Ketubot 25 - 31
Second Look at Missing Brother Mystery
A surface reading of a gemara often reveals only the tip of the iceberg and we must rely on the commentaries for the whole picture. Let us illustrate this truth so familiar to Talmudists with an examples from our gemara.
Mori bar Issak was visited by a man from Bei Chozoah who claimed that he was his brother and demanded a share in the inheritance from his dead father. When Mori declared that he did not recognize him as his brother the case was brought before the court of Rabbi Chisda. "He may be honestly stating that he does not recognize you," said Rabbi Chisda to the visitor, "just as Yosef recognized his brothers when they came to Egypt but they failed to recognize him. When he left them they already had beards so that their appearance had not significantly changed. He, however, was then without a beard so that they did not recognize him now with a beard."
To clarify matters Rabbi Chisda asked the visitor to produce witnesses to testify that he was Mori's brother. "I have such witnesses," he responded, "but they are afraid to testify against so violent a man as Mori." Rabbi Chisda then turned to Mori and asked him to produce witnesses that the visitor was not his brother, reversing the normal rule that the burden of proof is on the claimant, because of Mori's violent reputation. To the gemara's question that we cannot believe witnesses which Mori brings because they may be intimidated by him to lie on his behalf, the answer is given that we only suspect that witnesses will refrain from testifying against him, but not that they will actually lie on his behalf.
Now let us retell this story based on the commentary of Tosefot.
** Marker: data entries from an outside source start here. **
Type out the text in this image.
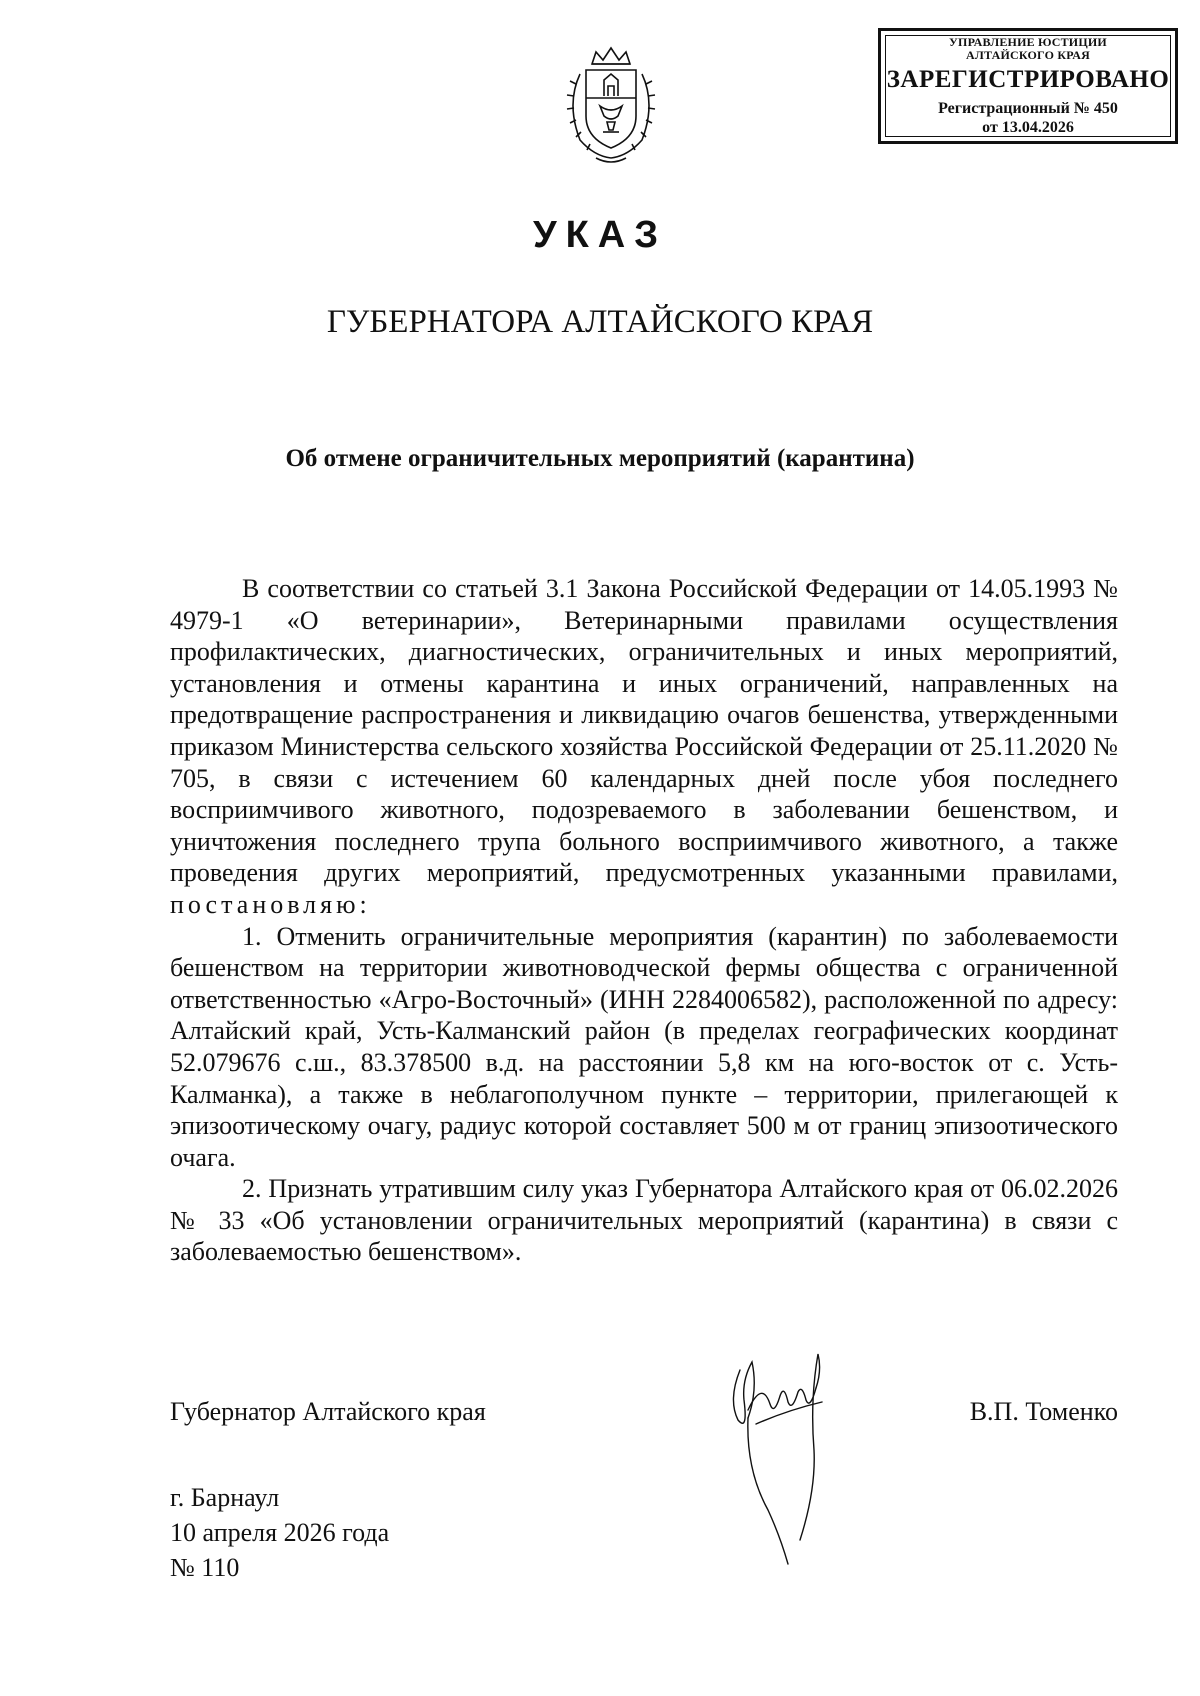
УПРАВЛЕНИЕ ЮСТИЦИИ
АЛТАЙСКОГО КРАЯ
ЗАРЕГИСТРИРОВАНО
Регистрационный № 450
от 13.04.2026
УКАЗ
ГУБЕРНАТОРА АЛТАЙСКОГО КРАЯ
Об отмене ограничительных мероприятий (карантина)

В соответствии со статьей 3.1 Закона Российской Федерации от 14.05.1993 № 4979-1 «О ветеринарии», Ветеринарными правилами осуществления профилактических, диагностических, ограничительных и иных мероприятий, установления и отмены карантина и иных ограничений, направленных на предотвращение распространения и ликвидацию очагов бешенства, утвержденными приказом Министерства сельского хозяйства Российской Федерации от 25.11.2020 № 705, в связи с истечением 60 календарных дней после убоя последнего восприимчивого животного, подозреваемого в заболевании бешенством, и уничтожения последнего трупа больного восприимчивого животного, а также проведения других мероприятий, предусмотренных указанными правилами, постановляю:

1. Отменить ограничительные мероприятия (карантин) по заболеваемости бешенством на территории животноводческой фермы общества с ограниченной ответственностью «Агро-Восточный» (ИНН 2284006582), расположенной по адресу: Алтайский край, Усть-Калманский район (в пределах географических координат 52.079676 с.ш., 83.378500 в.д. на расстоянии 5,8 км на юго-восток от с. Усть-Калманка), а также в неблагополучном пункте – территории, прилегающей к эпизоотическому очагу, радиус которой составляет 500 м от границ эпизоотического очага.

2. Признать утратившим силу указ Губернатора Алтайского края от 06.02.2026 № 33 «Об установлении ограничительных мероприятий (карантина) в связи с заболеваемостью бешенством».

Губернатор Алтайского края	В.П. Томенко
г. Барнаул
10 апреля 2026 года
№ 110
The visitor was born in the community where Mori lived and went abroad as a youngster together with his father. When he returned and made his claim to the inheritance, Mori did not categorically deny that he was his brother but rather claimed that he did not recognize him. This would seem rather suspect for someone not to be able to recognize his own brother if not for Rabbi Chisda's comparing it to the honest failure of Yosef's brothers to recognize him. When the claimant produced witnesses to testify that he was Mori's brother, they declared that they would not testify. This was sufficient grounds for Rabbi Chisda to accept the charge by the claimant that they were afraid to testify against Mori because of his violent reputation. He then challenged Mori to get those very witnesses to testify either that the claimant was not his brother or that they did not recognize him as being his brother. Why will we believe them asks the gemara, if we suspect that they are intimidated by Mori? To which the gemara replies that intimidation is presumed only as a cause for the witnesses to refrain from testifying, but not as a cause for them to actually lie in Mori's behalf.
When the Heat is On
Everything is from Heaven, say our Sages, except cold and heat. Tosefot explains that in regard to all threats to a person's security or comfort which Heaven directs against him he is helpless to prevent them. In regard to cold and heat, however, he has been given the ability to protect himself against their effect.
A challenge to this seems to emerge from a Midrash (Vayikra Rabbah 16:8, not Bereishet Rabbah as mistakenly appears in our text):
The Roman Emperor Antoninus asked Rabbi Yehuda Hanasi (Rebbie) to bless him. "May Hashem protect you from the cold," said the Sage. "For this I need your blessing?" countered Antoninus who pointed out that all he needed to do to avoid the effects of cold was to add another blanket. "May Hashem protect you from the heat," came the new blessing of Rebbie. "This is indeed a blessing," replies the grateful emperor, "for it is written (Tehillim 19:7) 'Nothing is safe from its (the sun's) heat.' "
This Midrash would seem to indicate that man lacks the power to defend himself against the effects of extreme heat, and it was necessary for Rebbie to pray for such protection for the ruler who so befriended him.
Tosefot responds to this challenge by pointing out the difference between a person's ability to protect himself against heat while he is at home and when he is on the road or involved in battle. While at home, he can cool off in a stone house or basement (the ancient version of fans and air conditioning!), an arrangement not available when he is away. As the ruler of a mighty empire, Antoninus had to do a considerable amount of traveling and conducting wars. He realized that in those situations he would be unable to find refuge from the extreme heat of the sun to which he would often be exposed. He therefore appreciated the blessing of his friend, the Jewish Sage, that he receive special Diving protection from such discomfort.